Hacker News new | ask | show | jobs
by johnsbrayton 1038 days ago
Great article. While it mentions monitoring, it took me a long time to appreciate how beneficial it is to do monitoring really well. Things like:

• Knowing when disk space, inode usage, or memory usage get high, long before it’s an emergency.

• Automated monitoring of SSL certificate expiration dates, letting you know days before a certificate expires. Whether or not you use something like certbot, have a separate process that automatically tells you a certificate is close to expiration.

• Automated periodic end-to-end testing of moving parts. Like if you run an email server, a process that sends something from your server to a gmail.com address, and then checks the gmail.com inbox to find the message.

• Automated periodic testing that unexposed ports remain unavailable from outside the device or private network.

• Automated checking that a Linux instance is successfully checking for and installing security updates, and is not waiting for a reboot. • Automated checking that backups are working as expected. You might not be able to automate periodic restore testing, but at least check that backups do not appear to be silently failing. • Separating out low priority alerts from high priority alerts. You want to get woken up when necessary, but not for an issue that can wait until you are at your desk.

2 comments

Aside from (and secondary to) monitoring, one thing it took me years to realize the benefits and ease of setting up early and i think other selfhosters commonly neglect: caching proxies and removing default internet routes.

Benefits include:

- Security

- Ease of configuring traffic control: As long as you're not redirecting UDP (have fun lol), steering apps with HTTP or SOCKS5 forward-proxies is so much more straightforward than routing.

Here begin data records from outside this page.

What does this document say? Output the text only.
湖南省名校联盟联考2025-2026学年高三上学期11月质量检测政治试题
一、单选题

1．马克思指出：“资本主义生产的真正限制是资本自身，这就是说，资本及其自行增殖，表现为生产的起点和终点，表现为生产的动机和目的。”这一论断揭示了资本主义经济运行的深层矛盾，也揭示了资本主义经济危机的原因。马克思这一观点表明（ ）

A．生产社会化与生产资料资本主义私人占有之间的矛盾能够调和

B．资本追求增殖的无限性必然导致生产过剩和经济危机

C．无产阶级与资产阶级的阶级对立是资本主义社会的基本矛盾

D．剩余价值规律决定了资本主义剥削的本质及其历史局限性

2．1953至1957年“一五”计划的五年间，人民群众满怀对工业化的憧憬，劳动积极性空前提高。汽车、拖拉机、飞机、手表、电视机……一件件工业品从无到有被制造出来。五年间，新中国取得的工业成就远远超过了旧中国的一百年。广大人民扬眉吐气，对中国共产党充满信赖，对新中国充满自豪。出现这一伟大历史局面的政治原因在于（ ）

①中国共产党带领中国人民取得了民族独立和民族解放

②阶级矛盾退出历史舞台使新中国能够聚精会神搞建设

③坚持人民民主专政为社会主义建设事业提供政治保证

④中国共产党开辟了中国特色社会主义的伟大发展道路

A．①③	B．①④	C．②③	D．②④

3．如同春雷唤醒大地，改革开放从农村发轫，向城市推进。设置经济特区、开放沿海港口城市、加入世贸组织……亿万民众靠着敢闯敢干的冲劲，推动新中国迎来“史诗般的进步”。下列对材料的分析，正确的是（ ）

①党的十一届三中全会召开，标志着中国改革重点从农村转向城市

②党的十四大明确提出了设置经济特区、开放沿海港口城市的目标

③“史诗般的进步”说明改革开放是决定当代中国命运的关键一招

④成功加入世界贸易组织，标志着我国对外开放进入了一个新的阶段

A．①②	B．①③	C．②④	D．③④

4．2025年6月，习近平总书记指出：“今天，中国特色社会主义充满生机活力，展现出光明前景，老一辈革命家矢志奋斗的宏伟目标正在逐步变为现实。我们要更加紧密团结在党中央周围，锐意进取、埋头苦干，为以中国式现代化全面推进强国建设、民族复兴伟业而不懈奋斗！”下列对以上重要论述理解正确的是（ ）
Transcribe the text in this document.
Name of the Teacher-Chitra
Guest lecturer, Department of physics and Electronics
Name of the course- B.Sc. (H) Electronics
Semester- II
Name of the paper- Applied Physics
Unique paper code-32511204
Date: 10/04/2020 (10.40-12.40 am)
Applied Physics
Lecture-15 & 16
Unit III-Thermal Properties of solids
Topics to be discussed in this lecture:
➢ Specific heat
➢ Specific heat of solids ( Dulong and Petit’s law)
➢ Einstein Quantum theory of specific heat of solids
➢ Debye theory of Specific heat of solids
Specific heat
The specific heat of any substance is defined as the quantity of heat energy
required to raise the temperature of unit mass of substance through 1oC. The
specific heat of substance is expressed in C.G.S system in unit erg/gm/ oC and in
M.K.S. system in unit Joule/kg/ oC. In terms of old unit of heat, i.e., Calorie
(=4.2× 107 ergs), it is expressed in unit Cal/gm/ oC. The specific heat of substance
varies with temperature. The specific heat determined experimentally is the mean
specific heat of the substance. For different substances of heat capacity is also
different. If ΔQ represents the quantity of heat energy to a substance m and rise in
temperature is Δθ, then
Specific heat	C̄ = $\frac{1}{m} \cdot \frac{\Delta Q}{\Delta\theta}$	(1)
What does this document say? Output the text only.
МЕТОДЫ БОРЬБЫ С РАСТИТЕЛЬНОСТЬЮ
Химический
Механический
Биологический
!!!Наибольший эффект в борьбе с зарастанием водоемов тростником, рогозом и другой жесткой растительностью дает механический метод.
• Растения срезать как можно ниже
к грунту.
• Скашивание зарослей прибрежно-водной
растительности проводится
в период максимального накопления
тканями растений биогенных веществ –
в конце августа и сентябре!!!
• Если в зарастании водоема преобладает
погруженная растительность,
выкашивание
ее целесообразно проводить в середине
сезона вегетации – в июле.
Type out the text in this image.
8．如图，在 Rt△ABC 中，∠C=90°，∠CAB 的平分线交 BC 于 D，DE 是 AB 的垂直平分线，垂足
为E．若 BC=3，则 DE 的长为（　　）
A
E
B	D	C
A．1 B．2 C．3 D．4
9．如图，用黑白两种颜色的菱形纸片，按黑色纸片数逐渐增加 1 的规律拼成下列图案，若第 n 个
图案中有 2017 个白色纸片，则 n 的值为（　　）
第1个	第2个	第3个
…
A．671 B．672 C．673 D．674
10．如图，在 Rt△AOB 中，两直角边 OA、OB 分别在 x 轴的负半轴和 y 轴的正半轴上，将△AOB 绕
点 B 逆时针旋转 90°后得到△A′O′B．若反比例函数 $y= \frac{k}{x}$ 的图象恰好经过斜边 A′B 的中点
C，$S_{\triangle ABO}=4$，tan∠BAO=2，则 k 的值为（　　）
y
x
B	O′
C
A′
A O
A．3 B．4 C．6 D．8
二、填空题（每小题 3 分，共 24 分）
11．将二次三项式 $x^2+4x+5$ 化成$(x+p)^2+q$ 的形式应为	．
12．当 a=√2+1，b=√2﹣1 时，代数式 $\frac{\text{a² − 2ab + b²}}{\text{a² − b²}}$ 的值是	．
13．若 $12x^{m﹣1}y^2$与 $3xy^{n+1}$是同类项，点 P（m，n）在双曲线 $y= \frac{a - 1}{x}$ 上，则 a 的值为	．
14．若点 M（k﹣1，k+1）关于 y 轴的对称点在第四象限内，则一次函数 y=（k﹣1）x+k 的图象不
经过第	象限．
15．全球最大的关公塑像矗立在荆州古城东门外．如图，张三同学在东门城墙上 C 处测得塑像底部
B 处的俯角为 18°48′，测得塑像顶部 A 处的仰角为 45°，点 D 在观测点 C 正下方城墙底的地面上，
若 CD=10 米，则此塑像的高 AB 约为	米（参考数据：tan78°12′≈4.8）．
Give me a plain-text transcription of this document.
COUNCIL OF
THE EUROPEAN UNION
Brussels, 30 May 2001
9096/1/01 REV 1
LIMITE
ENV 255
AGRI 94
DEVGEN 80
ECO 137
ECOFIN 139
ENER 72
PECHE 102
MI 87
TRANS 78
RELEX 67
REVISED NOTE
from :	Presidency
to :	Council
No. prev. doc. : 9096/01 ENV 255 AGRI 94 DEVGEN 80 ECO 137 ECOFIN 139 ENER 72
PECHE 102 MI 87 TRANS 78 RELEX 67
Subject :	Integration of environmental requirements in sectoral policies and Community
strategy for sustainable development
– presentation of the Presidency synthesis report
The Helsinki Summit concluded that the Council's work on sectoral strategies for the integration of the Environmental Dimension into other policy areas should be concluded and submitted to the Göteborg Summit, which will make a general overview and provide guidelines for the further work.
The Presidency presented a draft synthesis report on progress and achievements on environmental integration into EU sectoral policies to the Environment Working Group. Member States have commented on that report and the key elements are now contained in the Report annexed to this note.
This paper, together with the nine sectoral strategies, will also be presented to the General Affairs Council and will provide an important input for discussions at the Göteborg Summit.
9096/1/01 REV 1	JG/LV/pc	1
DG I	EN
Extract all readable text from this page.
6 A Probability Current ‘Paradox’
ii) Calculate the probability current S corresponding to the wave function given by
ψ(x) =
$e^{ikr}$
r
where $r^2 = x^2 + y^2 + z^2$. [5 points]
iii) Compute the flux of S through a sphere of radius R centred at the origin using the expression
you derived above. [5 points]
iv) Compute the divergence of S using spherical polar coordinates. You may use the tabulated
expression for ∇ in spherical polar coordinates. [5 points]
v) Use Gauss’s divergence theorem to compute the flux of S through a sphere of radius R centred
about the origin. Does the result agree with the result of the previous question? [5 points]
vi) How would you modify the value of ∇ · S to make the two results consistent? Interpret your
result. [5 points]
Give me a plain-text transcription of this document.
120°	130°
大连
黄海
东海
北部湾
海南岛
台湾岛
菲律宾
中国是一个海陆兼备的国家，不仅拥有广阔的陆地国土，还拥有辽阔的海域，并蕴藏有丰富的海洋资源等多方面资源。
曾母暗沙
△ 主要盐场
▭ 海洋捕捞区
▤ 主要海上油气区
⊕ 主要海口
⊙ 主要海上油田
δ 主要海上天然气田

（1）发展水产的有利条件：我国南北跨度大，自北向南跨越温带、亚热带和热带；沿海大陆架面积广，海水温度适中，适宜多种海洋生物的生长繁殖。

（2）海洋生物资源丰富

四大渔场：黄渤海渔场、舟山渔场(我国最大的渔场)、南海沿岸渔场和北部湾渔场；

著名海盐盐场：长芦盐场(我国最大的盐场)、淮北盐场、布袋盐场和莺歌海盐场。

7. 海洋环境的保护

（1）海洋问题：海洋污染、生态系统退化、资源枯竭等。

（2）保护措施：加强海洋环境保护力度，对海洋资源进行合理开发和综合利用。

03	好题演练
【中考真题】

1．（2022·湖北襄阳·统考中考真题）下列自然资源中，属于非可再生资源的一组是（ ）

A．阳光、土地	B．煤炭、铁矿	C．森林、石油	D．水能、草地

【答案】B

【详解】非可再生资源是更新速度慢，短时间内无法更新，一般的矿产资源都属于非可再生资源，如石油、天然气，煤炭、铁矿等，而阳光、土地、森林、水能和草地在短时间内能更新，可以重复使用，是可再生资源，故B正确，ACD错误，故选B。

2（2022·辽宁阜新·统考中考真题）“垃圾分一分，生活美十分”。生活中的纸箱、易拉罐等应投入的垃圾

- Performance/effieciency (global package cache for your network!)

- Resilience (apt upgrades and docker image pulls can keep working despite your entire network being offline)

My rough starting kit for a Linux-based network here would be:

- Some caching forwarding internal DNS server. If you already have an internal recursor or forwarder great, but it's good to let the DNS server serving your clients be separate anyway. dnsmasq/unbound/technitium/coredns/powerdns/yadifa.

- Internal NTP for syncing time. May be provided by your DNS or DHCP server already. chrony is good.

- apt-cacher-ng or other caching forward HTTP proxy for your apt/dnf/pacman/apk/whathaveyou updates.

- docker-registry-server in mirror mode and set up as mirror for any docker/podman hosts you have.

Do you have any recommendations or resources you think are great for learning more about this? I think I’m right at the beginning of this journey and looking for where to start.
I wish I did. My approach is that I have a ruby script that runs every five minutes and does a bunch of tests. The script takes a couple minutes to execute. It connects to servers via SSH to check things out, does end-to-end-tests, then it writes its result to a JSON file.

It runs on a Linode instance with a webapp whose sole responsibility is to respond to Pingdom requests. There are two URLs that Pingdom looks for: one that returns a 500 if the JSON file indicates an issue that warrants texting me. A second that returns a 500 if the JSON file indicates an issue that warrants emailing me for a lower priority issue. Pingdom is configured accordingly.

If for any reason the JSON file has not been written in the past 10 minutes (?) or cannot be read and parsed, both URLs return a 500.

The script has a log file, so when I get an alert I can check the log file to determine what is wrong.

This is likely atypical, but it works really well for me. My scripts do the work of monitoring the heck out of everything. I only need Pingdom (or a service like it) to monitor two URLs and do the texting/emailing.

But my overall approach is to think of monitoring like unit tests or integration tests: when I think of something that could go wrong, I try to make sure there is monitoring that can detect it and alert me. When possible, before it becomes urgent. And when something does go wrong that is not automatically detected, it's a high priority to add monitoring around that.